| name | scanpy |
| description | Single-cell RNA-seq analysis pipeline. Invoke for .h5ad data, QC, normalization, PCA/UMAP, clustering, marker genes, cell type annotation. |
Scanpy
Scalable Python toolkit for single-cell RNA-seq analysis, built on AnnData.
When to Use
- Input is
.h5ad file or 10X Genomics data
- Query mentions single-cell, scRNA-seq, clustering, UMAP, cell types, marker genes
- Need QC, normalization, dimensionality reduction, or trajectory analysis
Quick Start
import scanpy as sc
import numpy as np
sc.settings.verbosity = 3
sc.settings.set_figure_params(dpi=80, facecolor='white')
adata = sc.read_h5ad('data.h5ad')
AnnData Structure
adata.X
adata.obs
adata.var
adata.uns
adata.obsm
adata.raw
Standard Workflow
1. Quality Control
adata.var['mt'] = adata.var_names.str.startswith('MT-')
sc.pp.calculate_qc_metrics(adata, qc_vars=['mt'], inplace=True)
sc.pp.filter_cells(adata, min_genes=200)
sc.pp.filter_genes(adata, min_cells=3)
adata = adata[adata.obs.pct_counts_mt < 5, :]
2. Normalize and Select Features
sc.pp.normalize_total(adata, target_sum=1e4)
sc.pp.log1p(adata)
adata.raw = adata
sc.pp.highly_variable_genes(adata, n_top_genes=2000)
adata = adata[:, adata.var.highly_variable]
sc.pp.regress_out(adata, ['total_counts', 'pct_counts_mt'])
sc.pp.scale(adata, max_value=10)
3. Dimensionality Reduction
sc.tl.pca(adata, svd_solver='arpack')
sc.pp.neighbors(adata, n_neighbors=10, n_pcs=40)
sc.tl.umap(adata)
4. Clustering
sc.tl.leiden(adata, resolution=0.5)
sc.pl.umap(adata, color='leiden')
5. Marker Genes
sc.tl.rank_genes_groups(adata, 'leiden', method='wilcoxon')
sc.pl.rank_genes_groups(adata, n_genes=25)
markers = sc.get.rank_genes_groups_df(adata, group='0')
6. Cell Type Annotation
sc.pl.dotplot(adata, var_names=marker_genes, groupby='leiden')
cluster_to_celltype = {'0': 'CD4 T cells', '1': 'Monocytes', '2': 'B cells'}
adata.obs['cell_type'] = adata.obs['leiden'].map(cluster_to_celltype)
Common Tasks
DE Between Conditions
adata_sub = adata[adata.obs['cell_type'] == 'T cells']
sc.tl.rank_genes_groups(adata_sub, groupby='condition',
groups=['treated'], reference='control')
Gene Set Scoring
sc.tl.score_genes(adata, gene_list, score_name='my_score')

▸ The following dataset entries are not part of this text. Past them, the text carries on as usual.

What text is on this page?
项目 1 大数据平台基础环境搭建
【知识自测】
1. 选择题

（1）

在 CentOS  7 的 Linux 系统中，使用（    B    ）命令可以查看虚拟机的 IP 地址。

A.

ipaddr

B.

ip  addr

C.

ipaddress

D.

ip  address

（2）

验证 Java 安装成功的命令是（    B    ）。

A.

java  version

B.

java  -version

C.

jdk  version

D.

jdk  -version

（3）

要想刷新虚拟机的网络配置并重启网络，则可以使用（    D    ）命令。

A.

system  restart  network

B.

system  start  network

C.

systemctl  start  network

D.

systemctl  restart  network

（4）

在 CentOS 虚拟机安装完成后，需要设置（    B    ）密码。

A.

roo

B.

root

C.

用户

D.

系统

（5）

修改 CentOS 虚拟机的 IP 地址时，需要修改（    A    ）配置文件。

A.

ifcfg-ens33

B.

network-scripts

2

sc.pl.umap(adata, color='my_score')
Trajectory / Pseudotime
sc.tl.paga(adata, groups='leiden')
adata.uns['iroot'] = np.flatnonzero(adata.obs['leiden'] == '0')[0]
sc.tl.dpt(adata)
sc.pl.umap(adata, color='dpt_pseudotime')
Batch Correction
sc.pp.combat(adata, key='batch')
Key Parameters
| Parameter | Typical Range | Effect |
|---|
min_genes | 200-500 | Min genes per cell for QC |
pct_counts_mt | 5-20% | MT% threshold |
n_top_genes | 2000-3000 | Highly variable genes |
n_pcs | 30-50 | PCA dimensions (check elbow plot) |
n_neighbors | 10-30 | Neighborhood graph |
resolution | 0.3-1.2 | Clustering granularity (higher = more clusters) |
Common Pitfalls
-
Always save raw: adata.raw = adata BEFORE subsetting to HVGs. Otherwise you lose gene expression data for plotting.
-
Use use_raw=True for expression plots: Plots should show original normalized counts, not scaled values.
sc.pl.umap(adata, color='CD3D', use_raw=True)
-
Leiden > Louvain: Prefer Leiden clustering — more robust and efficient.
-
MT gene prefix varies by species: Human = MT-, Mouse = mt-. Check with:
adata.var_names[adata.var_names.str.contains('^[Mm][Tt]-')]
-
Resolution tuning: Don't just use default. Try 0.3, 0.5, 0.8, 1.0 and compare:
for res in [0.3, 0.5, 0.8, 1.0]:
sc.tl.leiden(adata, resolution=res, key_added=f'leiden_{res}')
-
Check PCA variance: Use sc.pl.pca_variance_ratio(adata, log=True) to pick n_pcs.
-
Save intermediate results: adata.write('checkpoint.h5ad') — long workflows can fail midway.